Daha düşünmeyi öğrenmeden, anlama ve üretme kavramını ezen ezberler öğretiliyor… Üstelik bir de felsefe gibi, varlığın kıymetine varışta en temel ihtiyaç olan ders öteleniyor, en başta verilmesi gerekirken, üniversiteye hazırlık zamanlarında boş ders olarak işleniyor… Halbuki çocuğa önce felsefesi öğretilmeli hayatın, beyninde alacağı bilgiye yer açılmalı, o çocuk soru sormalı öğretilen şey üzerine, çünkü sorular aslında öğrenme biçimidir, idrak etme yoludur, ben bu bilgiyi beynimde nereye yerleştireyim demektir, yani anlamaktır… Ama günümüzdeki sistemde soruya fırsat yok, paragraflar halinde kimyasal tepkimelerden geçip faydasını yitirmiş hap misali yutturuyoruz bilgiyi, dolayısıyla beyinlerde yığımdan öte bir şey olmuyor. Örümcek ağlarına mesken şekline sokulan beyin, işlevini kaybedince haliyle idrak gözü kapanıyor, sonuç olarak kuyuya atılan taşların peşinden atlayan koloniler üretiyor eğitim sistemimiz…

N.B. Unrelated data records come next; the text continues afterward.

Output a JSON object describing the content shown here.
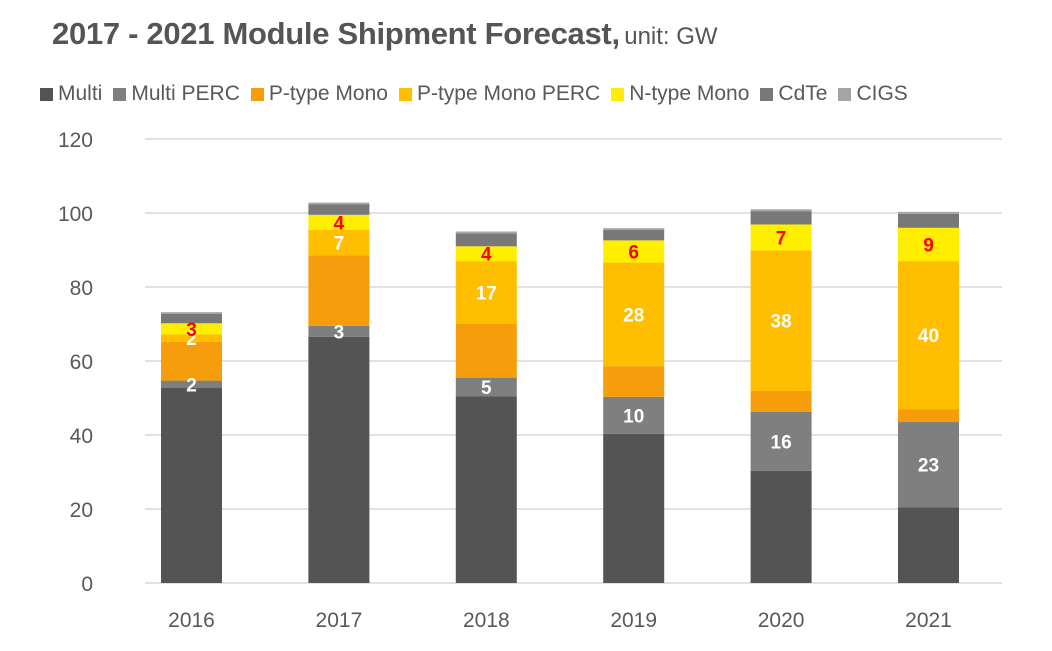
{
  "chart_data": {
    "type": "bar",
    "stacked": true,
    "title": "2017 - 2021 Module Shipment Forecast,",
    "subtitle": "unit: GW",
    "xlabel": "",
    "ylabel": "",
    "ylim": [
      0,
      120
    ],
    "yticks": [
      0,
      20,
      40,
      60,
      80,
      100,
      120
    ],
    "grid": true,
    "legend_position": "top",
    "categories": [
      "2016",
      "2017",
      "2018",
      "2019",
      "2020",
      "2021"
    ],
    "series": [
      {
        "name": "Multi",
        "color": "#545454",
        "values": [
          52.7,
          66.5,
          50.5,
          40.3,
          30.3,
          20.5
        ],
        "labels": [
          null,
          null,
          null,
          null,
          null,
          null
        ]
      },
      {
        "name": "Multi PERC",
        "color": "#7f7f7f",
        "values": [
          2,
          3,
          5,
          10,
          16,
          23
        ],
        "labels": [
          "2",
          "3",
          "5",
          "10",
          "16",
          "23"
        ]
      },
      {
        "name": "P-type Mono",
        "color": "#f59d0a",
        "values": [
          10.5,
          19,
          14.5,
          8.3,
          5.6,
          3.5
        ],
        "labels": [
          null,
          null,
          null,
          null,
          null,
          null
        ]
      },
      {
        "name": "P-type Mono PERC",
        "color": "#ffbf00",
        "values": [
          2,
          7,
          17,
          28,
          38,
          40
        ],
        "labels": [
          "2",
          "7",
          "17",
          "28",
          "38",
          "40"
        ]
      },
      {
        "name": "N-type Mono",
        "color": "#ffee00",
        "values": [
          3,
          4,
          4,
          6,
          7,
          9
        ],
        "labels": [
          "3",
          "4",
          "4",
          "6",
          "7",
          "9"
        ]
      },
      {
        "name": "CdTe",
        "color": "#787878",
        "values": [
          2.5,
          2.8,
          3.5,
          2.8,
          3.6,
          3.8
        ],
        "labels": [
          null,
          null,
          null,
          null,
          null,
          null
        ]
      },
      {
        "name": "CIGS",
        "color": "#a5a5a5",
        "values": [
          0.5,
          0.5,
          0.5,
          0.5,
          0.5,
          0.5
        ],
        "labels": [
          null,
          null,
          null,
          null,
          null,
          null
        ]
      }
    ],
    "label_colors": {
      "Multi PERC": "#ffffff",
      "P-type Mono PERC": "#ffffff",
      "N-type Mono": "#ff0000"
    }
  }
}
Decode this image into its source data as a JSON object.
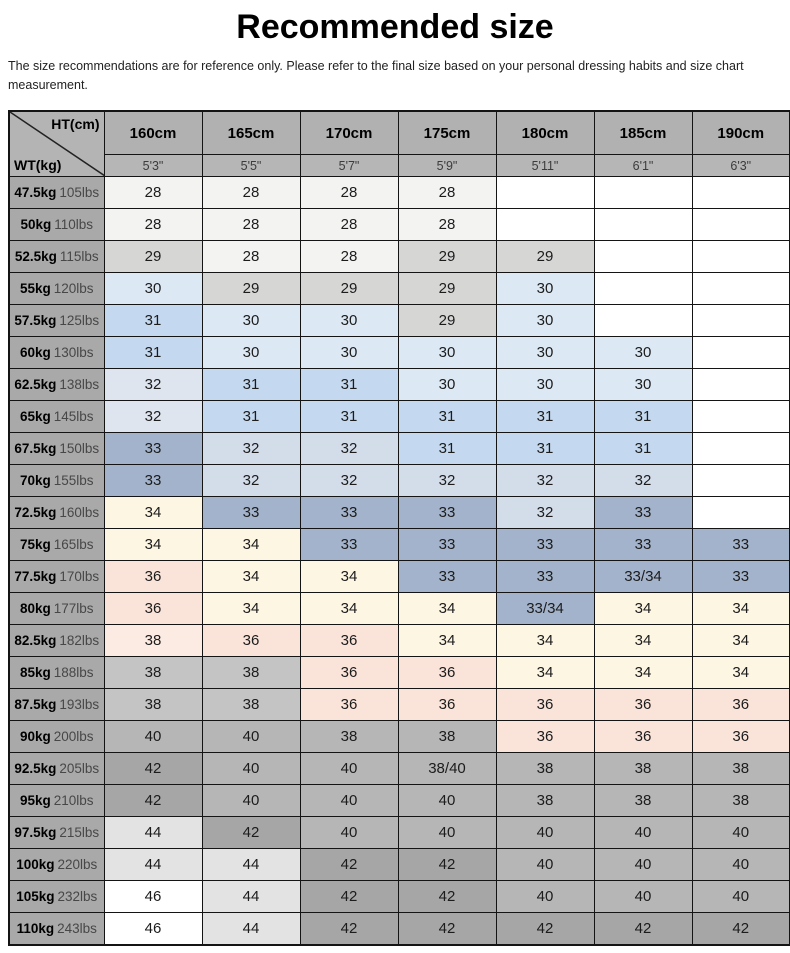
{
  "title": "Recommended size",
  "subtitle": "The size recommendations are for reference only. Please refer to the final size based on your personal dressing habits and size chart measurement.",
  "colors": {
    "wh": "#ffffff",
    "nw": "#f3f3f2",
    "gy29": "#d6d6d5",
    "bl30": "#dce9f5",
    "bl31": "#c4d9ef",
    "gb32a": "#dee5ef",
    "gb32": "#d3dce9",
    "bg33": "#a3b3cb",
    "cm": "#fdf6e3",
    "pk": "#fae3d9",
    "pk38": "#fcebe2",
    "g38": "#c4c4c4",
    "g40": "#b6b6b6",
    "g42": "#a6a6a6",
    "g44": "#e3e3e3",
    "header_bg": "#b1b1b1",
    "subheader_bg": "#b6b6b6",
    "weight_col_bg": "#a9a9a9",
    "border": "#141414"
  },
  "chart_data": {
    "type": "table",
    "corner": {
      "top": "HT(cm)",
      "bottom": "WT(kg)"
    },
    "height_cm": [
      "160cm",
      "165cm",
      "170cm",
      "175cm",
      "180cm",
      "185cm",
      "190cm"
    ],
    "height_ft": [
      "5'3\"",
      "5'5\"",
      "5'7\"",
      "5'9\"",
      "5'11\"",
      "6'1\"",
      "6'3\""
    ],
    "rows": [
      {
        "kg": "47.5kg",
        "lbs": "105lbs",
        "values": [
          "28",
          "28",
          "28",
          "28",
          "",
          "",
          ""
        ],
        "cell_colors": [
          "nw",
          "nw",
          "nw",
          "nw",
          "wh",
          "wh",
          "wh"
        ]
      },
      {
        "kg": "50kg",
        "lbs": "110lbs",
        "values": [
          "28",
          "28",
          "28",
          "28",
          "",
          "",
          ""
        ],
        "cell_colors": [
          "nw",
          "nw",
          "nw",
          "nw",
          "wh",
          "wh",
          "wh"
        ]
      },
      {
        "kg": "52.5kg",
        "lbs": "115lbs",
        "values": [
          "29",
          "28",
          "28",
          "29",
          "29",
          "",
          ""
        ],
        "cell_colors": [
          "gy29",
          "nw",
          "nw",
          "gy29",
          "gy29",
          "wh",
          "wh"
        ]
      },
      {
        "kg": "55kg",
        "lbs": "120lbs",
        "values": [
          "30",
          "29",
          "29",
          "29",
          "30",
          "",
          ""
        ],
        "cell_colors": [
          "bl30",
          "gy29",
          "gy29",
          "gy29",
          "bl30",
          "wh",
          "wh"
        ]
      },
      {
        "kg": "57.5kg",
        "lbs": "125lbs",
        "values": [
          "31",
          "30",
          "30",
          "29",
          "30",
          "",
          ""
        ],
        "cell_colors": [
          "bl31",
          "bl30",
          "bl30",
          "gy29",
          "bl30",
          "wh",
          "wh"
        ]
      },
      {
        "kg": "60kg",
        "lbs": "130lbs",
        "values": [
          "31",
          "30",
          "30",
          "30",
          "30",
          "30",
          ""
        ],
        "cell_colors": [
          "bl31",
          "bl30",
          "bl30",
          "bl30",
          "bl30",
          "bl30",
          "wh"
        ]
      },
      {
        "kg": "62.5kg",
        "lbs": "138lbs",
        "values": [
          "32",
          "31",
          "31",
          "30",
          "30",
          "30",
          ""
        ],
        "cell_colors": [
          "gb32a",
          "bl31",
          "bl31",
          "bl30",
          "bl30",
          "bl30",
          "wh"
        ]
      },
      {
        "kg": "65kg",
        "lbs": "145lbs",
        "values": [
          "32",
          "31",
          "31",
          "31",
          "31",
          "31",
          ""
        ],
        "cell_colors": [
          "gb32a",
          "bl31",
          "bl31",
          "bl31",
          "bl31",
          "bl31",
          "wh"
        ]
      },
      {
        "kg": "67.5kg",
        "lbs": "150lbs",
        "values": [
          "33",
          "32",
          "32",
          "31",
          "31",
          "31",
          ""
        ],
        "cell_colors": [
          "bg33",
          "gb32",
          "gb32",
          "bl31",
          "bl31",
          "bl31",
          "wh"
        ]
      },
      {
        "kg": "70kg",
        "lbs": "155lbs",
        "values": [
          "33",
          "32",
          "32",
          "32",
          "32",
          "32",
          ""
        ],
        "cell_colors": [
          "bg33",
          "gb32",
          "gb32",
          "gb32",
          "gb32",
          "gb32",
          "wh"
        ]
      },
      {
        "kg": "72.5kg",
        "lbs": "160lbs",
        "values": [
          "34",
          "33",
          "33",
          "33",
          "32",
          "33",
          ""
        ],
        "cell_colors": [
          "cm",
          "bg33",
          "bg33",
          "bg33",
          "gb32",
          "bg33",
          "wh"
        ]
      },
      {
        "kg": "75kg",
        "lbs": "165lbs",
        "values": [
          "34",
          "34",
          "33",
          "33",
          "33",
          "33",
          "33"
        ],
        "cell_colors": [
          "cm",
          "cm",
          "bg33",
          "bg33",
          "bg33",
          "bg33",
          "bg33"
        ]
      },
      {
        "kg": "77.5kg",
        "lbs": "170lbs",
        "values": [
          "36",
          "34",
          "34",
          "33",
          "33",
          "33/34",
          "33"
        ],
        "cell_colors": [
          "pk",
          "cm",
          "cm",
          "bg33",
          "bg33",
          "bg33",
          "bg33"
        ]
      },
      {
        "kg": "80kg",
        "lbs": "177lbs",
        "values": [
          "36",
          "34",
          "34",
          "34",
          "33/34",
          "34",
          "34"
        ],
        "cell_colors": [
          "pk",
          "cm",
          "cm",
          "cm",
          "bg33",
          "cm",
          "cm"
        ]
      },
      {
        "kg": "82.5kg",
        "lbs": "182lbs",
        "values": [
          "38",
          "36",
          "36",
          "34",
          "34",
          "34",
          "34"
        ],
        "cell_colors": [
          "pk38",
          "pk",
          "pk",
          "cm",
          "cm",
          "cm",
          "cm"
        ]
      },
      {
        "kg": "85kg",
        "lbs": "188lbs",
        "values": [
          "38",
          "38",
          "36",
          "36",
          "34",
          "34",
          "34"
        ],
        "cell_colors": [
          "g38",
          "g38",
          "pk",
          "pk",
          "cm",
          "cm",
          "cm"
        ]
      },
      {
        "kg": "87.5kg",
        "lbs": "193lbs",
        "values": [
          "38",
          "38",
          "36",
          "36",
          "36",
          "36",
          "36"
        ],
        "cell_colors": [
          "g38",
          "g38",
          "pk",
          "pk",
          "pk",
          "pk",
          "pk"
        ]
      },
      {
        "kg": "90kg",
        "lbs": "200lbs",
        "values": [
          "40",
          "40",
          "38",
          "38",
          "36",
          "36",
          "36"
        ],
        "cell_colors": [
          "g40",
          "g40",
          "g40",
          "g40",
          "pk",
          "pk",
          "pk"
        ]
      },
      {
        "kg": "92.5kg",
        "lbs": "205lbs",
        "values": [
          "42",
          "40",
          "40",
          "38/40",
          "38",
          "38",
          "38"
        ],
        "cell_colors": [
          "g42",
          "g40",
          "g40",
          "g40",
          "g40",
          "g40",
          "g40"
        ]
      },
      {
        "kg": "95kg",
        "lbs": "210lbs",
        "values": [
          "42",
          "40",
          "40",
          "40",
          "38",
          "38",
          "38"
        ],
        "cell_colors": [
          "g42",
          "g40",
          "g40",
          "g40",
          "g40",
          "g40",
          "g40"
        ]
      },
      {
        "kg": "97.5kg",
        "lbs": "215lbs",
        "values": [
          "44",
          "42",
          "40",
          "40",
          "40",
          "40",
          "40"
        ],
        "cell_colors": [
          "g44",
          "g42",
          "g40",
          "g40",
          "g40",
          "g40",
          "g40"
        ]
      },
      {
        "kg": "100kg",
        "lbs": "220lbs",
        "values": [
          "44",
          "44",
          "42",
          "42",
          "40",
          "40",
          "40"
        ],
        "cell_colors": [
          "g44",
          "g44",
          "g42",
          "g42",
          "g40",
          "g40",
          "g40"
        ]
      },
      {
        "kg": "105kg",
        "lbs": "232lbs",
        "values": [
          "46",
          "44",
          "42",
          "42",
          "40",
          "40",
          "40"
        ],
        "cell_colors": [
          "wh",
          "g44",
          "g42",
          "g42",
          "g40",
          "g40",
          "g40"
        ]
      },
      {
        "kg": "110kg",
        "lbs": "243lbs",
        "values": [
          "46",
          "44",
          "42",
          "42",
          "42",
          "42",
          "42"
        ],
        "cell_colors": [
          "wh",
          "g44",
          "g42",
          "g42",
          "g42",
          "g42",
          "g42"
        ]
      }
    ]
  }
}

Tarihi kavrayıp, olduğumuz coğrafyayı yorumlama yeteneğini kazanan bireyler üretmemiz gerekirken; öncelikle bunları düşünebileceğimiz, beyin dekorasyonunu yapan felsefeyi şeytan icadı gösteriyoruz, tarihi bir takvim yaprağı, coğrafyayı ise dağların denize uzanışı şeklinde istifliyoruz. Tüm bunların üzerine bir de sözel ve sayısal diye ayırılmış zeka sınıflandırması yapan bir cahil hurafesi  var, matematik bilenler zeki ve çalışkan, sözelciler tembel çocuklardır algısı: “tarih coğrafya felsefe bu ülkede iş yapmaz evladım(!)” cümlesi…  İşte bu söz, bu milletin katiline kendi evinin anahtarını teslim eden, halk arasında sahiplenilmiş bir virüstür asında… Cihanı yeni koldan saran bu kimliğin, tarihi kaplayan bu varlığın; kendinden bir haber bırakılıp, gücünü görememesi, strateji yürüterek başrolü üstlenmemesi için, düşmanın ettiği duaya amindir, bizim bu ‘istif eğitim’ anlayışımız.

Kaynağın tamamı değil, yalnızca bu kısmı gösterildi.